My Nation Debut

Reader Isaac Cheifetz points out that I’ve been quoted for the first time (and presumably the last) in the current issue of The Nation. The article, by Rebecca MacKinnon, is on the conference at Harvard’s Kennedy School that I attended in January. Rebecca quotes an exchange between Jeff Jarvis and me; the point I make is one that we have made over and over in connection with the 60 Minutes/Texas Air National Guard story. It’s worth repeating, I think, for those who haven’t already heard it:

Jeff Jarvis [to John Hinderaker]: You were at the center of Rathergate, [telling Dan Rather and CBS,] “Hello, Dan. Hello, this doesn’t look right.” You helped spread that.
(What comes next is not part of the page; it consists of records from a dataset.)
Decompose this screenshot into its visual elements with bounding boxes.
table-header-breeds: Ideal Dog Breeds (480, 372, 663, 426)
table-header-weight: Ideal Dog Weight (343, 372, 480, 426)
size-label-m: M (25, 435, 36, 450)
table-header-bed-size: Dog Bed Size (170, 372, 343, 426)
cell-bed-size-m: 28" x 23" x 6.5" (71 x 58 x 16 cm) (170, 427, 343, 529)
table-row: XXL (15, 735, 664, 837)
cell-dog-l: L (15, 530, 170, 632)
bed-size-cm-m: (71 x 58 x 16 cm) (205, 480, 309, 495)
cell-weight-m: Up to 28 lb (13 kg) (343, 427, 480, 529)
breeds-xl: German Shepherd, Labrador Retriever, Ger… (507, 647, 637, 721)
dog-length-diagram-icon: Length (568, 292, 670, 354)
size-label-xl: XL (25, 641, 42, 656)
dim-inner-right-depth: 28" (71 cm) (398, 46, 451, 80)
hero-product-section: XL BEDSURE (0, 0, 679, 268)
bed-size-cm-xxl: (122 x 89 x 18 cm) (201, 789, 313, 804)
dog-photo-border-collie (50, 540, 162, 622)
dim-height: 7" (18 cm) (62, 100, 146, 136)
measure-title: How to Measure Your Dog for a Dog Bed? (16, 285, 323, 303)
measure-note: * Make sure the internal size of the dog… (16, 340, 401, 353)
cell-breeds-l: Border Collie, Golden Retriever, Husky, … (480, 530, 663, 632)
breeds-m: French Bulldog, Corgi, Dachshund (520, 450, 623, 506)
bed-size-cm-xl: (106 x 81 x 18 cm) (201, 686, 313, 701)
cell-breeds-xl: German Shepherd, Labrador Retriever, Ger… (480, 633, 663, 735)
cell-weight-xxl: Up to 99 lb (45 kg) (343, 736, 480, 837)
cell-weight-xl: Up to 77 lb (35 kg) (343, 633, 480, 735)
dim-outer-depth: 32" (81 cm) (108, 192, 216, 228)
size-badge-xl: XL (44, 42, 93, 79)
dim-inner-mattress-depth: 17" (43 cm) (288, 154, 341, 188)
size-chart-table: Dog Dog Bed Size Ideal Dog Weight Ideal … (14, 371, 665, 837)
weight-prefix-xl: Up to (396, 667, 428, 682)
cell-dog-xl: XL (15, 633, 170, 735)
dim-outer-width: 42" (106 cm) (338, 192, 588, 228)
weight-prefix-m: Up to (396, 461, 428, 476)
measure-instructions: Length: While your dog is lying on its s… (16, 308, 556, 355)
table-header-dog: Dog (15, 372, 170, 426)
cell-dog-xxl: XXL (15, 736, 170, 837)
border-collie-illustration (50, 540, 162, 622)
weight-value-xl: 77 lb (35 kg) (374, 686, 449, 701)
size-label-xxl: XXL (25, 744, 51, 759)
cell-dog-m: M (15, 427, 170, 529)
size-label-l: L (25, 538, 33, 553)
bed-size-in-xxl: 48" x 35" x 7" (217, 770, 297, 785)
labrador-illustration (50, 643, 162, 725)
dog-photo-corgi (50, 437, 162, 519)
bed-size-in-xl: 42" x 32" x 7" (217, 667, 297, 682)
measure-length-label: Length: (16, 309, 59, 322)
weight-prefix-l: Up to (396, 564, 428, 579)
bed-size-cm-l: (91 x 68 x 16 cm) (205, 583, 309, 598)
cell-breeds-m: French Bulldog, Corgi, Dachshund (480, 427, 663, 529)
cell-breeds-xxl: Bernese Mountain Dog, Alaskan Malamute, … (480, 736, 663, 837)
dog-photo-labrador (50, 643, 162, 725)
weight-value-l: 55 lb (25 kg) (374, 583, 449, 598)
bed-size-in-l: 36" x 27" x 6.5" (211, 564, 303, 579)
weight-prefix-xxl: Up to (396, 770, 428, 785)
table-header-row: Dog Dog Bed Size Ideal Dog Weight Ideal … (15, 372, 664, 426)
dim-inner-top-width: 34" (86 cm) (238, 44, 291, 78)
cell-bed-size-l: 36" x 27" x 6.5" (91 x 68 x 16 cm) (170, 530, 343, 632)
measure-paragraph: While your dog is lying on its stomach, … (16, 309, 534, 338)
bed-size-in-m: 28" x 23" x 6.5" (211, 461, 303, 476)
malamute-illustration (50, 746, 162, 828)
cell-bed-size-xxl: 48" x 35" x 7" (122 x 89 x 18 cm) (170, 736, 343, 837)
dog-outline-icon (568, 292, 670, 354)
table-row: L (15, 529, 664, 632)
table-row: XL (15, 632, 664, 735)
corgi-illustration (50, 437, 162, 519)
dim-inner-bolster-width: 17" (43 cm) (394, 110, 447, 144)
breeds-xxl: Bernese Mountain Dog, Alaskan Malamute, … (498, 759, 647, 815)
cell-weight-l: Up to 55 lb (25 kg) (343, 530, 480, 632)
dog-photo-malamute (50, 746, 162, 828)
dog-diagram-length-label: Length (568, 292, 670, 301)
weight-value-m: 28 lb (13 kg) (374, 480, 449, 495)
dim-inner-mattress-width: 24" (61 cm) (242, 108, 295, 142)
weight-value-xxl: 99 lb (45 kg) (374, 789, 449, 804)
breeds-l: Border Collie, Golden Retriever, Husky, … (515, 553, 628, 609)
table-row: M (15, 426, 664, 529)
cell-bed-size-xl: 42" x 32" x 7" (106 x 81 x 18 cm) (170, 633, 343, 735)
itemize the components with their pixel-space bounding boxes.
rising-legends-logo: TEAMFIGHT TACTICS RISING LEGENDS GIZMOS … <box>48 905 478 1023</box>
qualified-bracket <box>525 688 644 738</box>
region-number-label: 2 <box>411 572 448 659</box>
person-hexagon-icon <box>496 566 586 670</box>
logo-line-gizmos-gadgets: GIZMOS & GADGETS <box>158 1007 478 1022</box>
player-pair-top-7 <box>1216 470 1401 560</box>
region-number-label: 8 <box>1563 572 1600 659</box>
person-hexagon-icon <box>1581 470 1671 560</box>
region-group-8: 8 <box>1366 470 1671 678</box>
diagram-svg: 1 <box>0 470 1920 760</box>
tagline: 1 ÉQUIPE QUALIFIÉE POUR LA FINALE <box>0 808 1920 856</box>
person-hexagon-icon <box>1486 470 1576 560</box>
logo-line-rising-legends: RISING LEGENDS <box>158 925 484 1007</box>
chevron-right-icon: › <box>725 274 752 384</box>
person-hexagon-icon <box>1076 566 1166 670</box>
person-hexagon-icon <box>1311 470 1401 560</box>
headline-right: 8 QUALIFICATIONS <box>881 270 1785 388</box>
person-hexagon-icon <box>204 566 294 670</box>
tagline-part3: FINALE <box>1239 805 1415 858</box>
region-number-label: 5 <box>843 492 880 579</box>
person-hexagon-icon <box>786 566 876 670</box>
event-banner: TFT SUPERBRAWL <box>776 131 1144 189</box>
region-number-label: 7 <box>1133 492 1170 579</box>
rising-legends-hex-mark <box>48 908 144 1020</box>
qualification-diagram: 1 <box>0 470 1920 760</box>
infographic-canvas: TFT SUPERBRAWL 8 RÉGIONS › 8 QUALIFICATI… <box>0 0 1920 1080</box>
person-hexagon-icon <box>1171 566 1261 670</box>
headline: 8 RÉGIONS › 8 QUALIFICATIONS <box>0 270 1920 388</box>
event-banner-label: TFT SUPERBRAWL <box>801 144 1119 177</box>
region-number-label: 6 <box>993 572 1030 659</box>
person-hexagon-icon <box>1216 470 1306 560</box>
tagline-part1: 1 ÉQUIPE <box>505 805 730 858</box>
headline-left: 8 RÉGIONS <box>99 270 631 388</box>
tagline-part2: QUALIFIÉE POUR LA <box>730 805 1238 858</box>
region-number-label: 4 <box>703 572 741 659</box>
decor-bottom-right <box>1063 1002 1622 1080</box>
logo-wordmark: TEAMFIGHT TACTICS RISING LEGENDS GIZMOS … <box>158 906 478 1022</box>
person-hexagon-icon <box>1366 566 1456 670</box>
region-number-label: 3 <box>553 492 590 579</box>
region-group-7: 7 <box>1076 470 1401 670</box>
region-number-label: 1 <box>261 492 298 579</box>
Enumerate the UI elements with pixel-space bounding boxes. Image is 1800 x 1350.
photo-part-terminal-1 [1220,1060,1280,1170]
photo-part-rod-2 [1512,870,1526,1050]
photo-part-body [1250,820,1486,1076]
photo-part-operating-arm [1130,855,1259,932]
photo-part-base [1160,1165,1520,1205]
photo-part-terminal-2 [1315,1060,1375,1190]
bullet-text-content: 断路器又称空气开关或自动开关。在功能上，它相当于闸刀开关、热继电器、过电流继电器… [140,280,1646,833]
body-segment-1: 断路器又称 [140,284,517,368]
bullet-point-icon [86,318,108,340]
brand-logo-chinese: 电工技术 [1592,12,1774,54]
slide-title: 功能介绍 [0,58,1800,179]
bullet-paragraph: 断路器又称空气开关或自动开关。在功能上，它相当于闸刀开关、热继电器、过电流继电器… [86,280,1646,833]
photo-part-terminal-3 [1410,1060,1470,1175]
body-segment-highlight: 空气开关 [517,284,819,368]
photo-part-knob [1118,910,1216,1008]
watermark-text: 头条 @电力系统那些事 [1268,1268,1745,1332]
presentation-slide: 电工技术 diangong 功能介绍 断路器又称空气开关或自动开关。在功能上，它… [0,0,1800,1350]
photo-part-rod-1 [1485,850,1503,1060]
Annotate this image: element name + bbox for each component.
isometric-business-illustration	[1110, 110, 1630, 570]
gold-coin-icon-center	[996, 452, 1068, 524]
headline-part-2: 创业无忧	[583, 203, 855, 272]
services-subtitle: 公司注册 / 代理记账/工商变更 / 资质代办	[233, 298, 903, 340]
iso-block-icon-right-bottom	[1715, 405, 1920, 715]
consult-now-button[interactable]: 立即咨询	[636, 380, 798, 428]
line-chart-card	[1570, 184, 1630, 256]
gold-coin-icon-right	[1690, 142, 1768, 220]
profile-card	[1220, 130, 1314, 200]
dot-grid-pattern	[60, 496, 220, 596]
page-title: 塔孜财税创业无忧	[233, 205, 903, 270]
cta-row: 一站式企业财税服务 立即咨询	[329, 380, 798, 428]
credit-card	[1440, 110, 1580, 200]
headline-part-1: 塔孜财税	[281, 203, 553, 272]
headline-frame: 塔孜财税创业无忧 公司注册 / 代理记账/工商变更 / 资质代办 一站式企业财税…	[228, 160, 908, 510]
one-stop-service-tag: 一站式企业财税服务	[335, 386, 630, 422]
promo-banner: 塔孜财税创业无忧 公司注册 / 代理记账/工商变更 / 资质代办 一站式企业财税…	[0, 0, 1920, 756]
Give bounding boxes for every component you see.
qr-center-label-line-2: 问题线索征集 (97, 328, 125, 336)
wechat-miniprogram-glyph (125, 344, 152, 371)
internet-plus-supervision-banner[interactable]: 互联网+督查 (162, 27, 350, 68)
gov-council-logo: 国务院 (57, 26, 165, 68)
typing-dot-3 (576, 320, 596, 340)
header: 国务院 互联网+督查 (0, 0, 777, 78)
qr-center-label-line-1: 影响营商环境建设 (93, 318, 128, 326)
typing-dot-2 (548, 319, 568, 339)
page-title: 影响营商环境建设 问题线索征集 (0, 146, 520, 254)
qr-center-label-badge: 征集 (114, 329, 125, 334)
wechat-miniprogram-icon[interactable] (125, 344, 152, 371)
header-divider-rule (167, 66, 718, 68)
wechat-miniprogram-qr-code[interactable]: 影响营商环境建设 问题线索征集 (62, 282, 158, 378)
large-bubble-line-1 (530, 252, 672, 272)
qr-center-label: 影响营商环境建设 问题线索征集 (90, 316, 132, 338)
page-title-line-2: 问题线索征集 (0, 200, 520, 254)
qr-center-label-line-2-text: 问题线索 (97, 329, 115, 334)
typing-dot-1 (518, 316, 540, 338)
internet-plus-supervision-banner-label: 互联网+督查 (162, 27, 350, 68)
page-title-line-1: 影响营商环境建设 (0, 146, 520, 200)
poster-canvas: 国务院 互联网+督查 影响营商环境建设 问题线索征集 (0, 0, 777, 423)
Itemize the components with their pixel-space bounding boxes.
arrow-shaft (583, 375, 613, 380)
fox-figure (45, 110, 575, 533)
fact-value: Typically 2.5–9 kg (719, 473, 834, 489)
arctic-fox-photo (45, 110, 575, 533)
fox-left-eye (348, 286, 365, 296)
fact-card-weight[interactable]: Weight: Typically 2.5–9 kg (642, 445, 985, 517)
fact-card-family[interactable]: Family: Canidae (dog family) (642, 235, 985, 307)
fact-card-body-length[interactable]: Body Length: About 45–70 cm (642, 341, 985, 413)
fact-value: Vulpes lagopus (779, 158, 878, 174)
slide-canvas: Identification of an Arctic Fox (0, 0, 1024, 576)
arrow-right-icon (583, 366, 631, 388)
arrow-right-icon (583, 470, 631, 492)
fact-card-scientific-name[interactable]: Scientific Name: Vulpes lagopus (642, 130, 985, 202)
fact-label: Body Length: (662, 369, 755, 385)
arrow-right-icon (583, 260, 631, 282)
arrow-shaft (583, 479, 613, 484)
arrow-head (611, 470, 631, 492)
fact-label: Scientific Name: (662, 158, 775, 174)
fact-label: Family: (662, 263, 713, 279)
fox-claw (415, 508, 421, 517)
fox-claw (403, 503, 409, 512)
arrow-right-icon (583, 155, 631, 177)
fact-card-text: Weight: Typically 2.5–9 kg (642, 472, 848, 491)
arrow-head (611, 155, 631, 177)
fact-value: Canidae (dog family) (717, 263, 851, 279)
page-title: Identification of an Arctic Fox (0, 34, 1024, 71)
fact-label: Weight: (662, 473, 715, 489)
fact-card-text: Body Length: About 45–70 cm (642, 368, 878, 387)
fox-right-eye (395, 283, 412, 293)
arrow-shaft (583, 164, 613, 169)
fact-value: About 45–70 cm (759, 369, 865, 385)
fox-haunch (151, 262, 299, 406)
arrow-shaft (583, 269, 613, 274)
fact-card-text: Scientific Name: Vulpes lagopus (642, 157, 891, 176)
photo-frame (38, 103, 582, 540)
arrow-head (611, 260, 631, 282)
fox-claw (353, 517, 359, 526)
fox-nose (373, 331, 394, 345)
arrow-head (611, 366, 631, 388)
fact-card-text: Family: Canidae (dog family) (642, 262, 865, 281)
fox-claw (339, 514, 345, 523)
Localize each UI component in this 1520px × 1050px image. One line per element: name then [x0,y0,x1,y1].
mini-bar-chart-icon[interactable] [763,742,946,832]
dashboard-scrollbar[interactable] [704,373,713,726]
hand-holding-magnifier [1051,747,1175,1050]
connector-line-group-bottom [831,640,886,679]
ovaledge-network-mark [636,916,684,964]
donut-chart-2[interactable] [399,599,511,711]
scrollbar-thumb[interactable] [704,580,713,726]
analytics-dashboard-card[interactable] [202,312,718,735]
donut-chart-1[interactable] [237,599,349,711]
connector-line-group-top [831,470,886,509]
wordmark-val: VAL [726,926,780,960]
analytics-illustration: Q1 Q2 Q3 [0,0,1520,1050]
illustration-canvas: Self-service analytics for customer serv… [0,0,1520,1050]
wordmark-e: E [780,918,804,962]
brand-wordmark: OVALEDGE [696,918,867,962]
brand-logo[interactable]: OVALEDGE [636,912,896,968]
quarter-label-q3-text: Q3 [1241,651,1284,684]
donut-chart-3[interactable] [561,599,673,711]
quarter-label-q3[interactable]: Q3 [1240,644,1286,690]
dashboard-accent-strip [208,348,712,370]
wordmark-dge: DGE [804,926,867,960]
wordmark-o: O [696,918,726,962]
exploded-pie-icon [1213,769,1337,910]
Is that the kind of skepticism that is going to help journalism? Do some people say that hurts journalism? What’s your view on your relationship to journalism in that story?
John Hinderaker: Well, it’d better help journalism. I mean, if we don’t have a lot of journalists who learned a lesson from that episode, then I think the industry really is in trouble. The main thing we say about that incident is that it shows the power of the medium. And the thing that we emphasize is that there were a number of different issues that were raised with respect to the authenticity of those documents, but none of them were areas in which any of us were experts.
All of the information came from our readers, and our role was to assemble it, review it, select what seemed to be the most interesting, point out conflicts where there were conflicts and publish it to an audience that within a matter of hours was numbering in the millions.
That goes back to the point about our readers knowing a lot more than we do. The world is full of smart people, and what the Internet gives us is the opportunity to pull together thousands of little bits of information that those people have in a widely scattered way. Now, if I were a professional journalist who hadn’t already figured that out, I would look at that incident and say, “Wow, there is power there that we in my industry need to learn how to mobilize.”

We know that many journalists read our site, and I trust that this lesson has not been lost on them.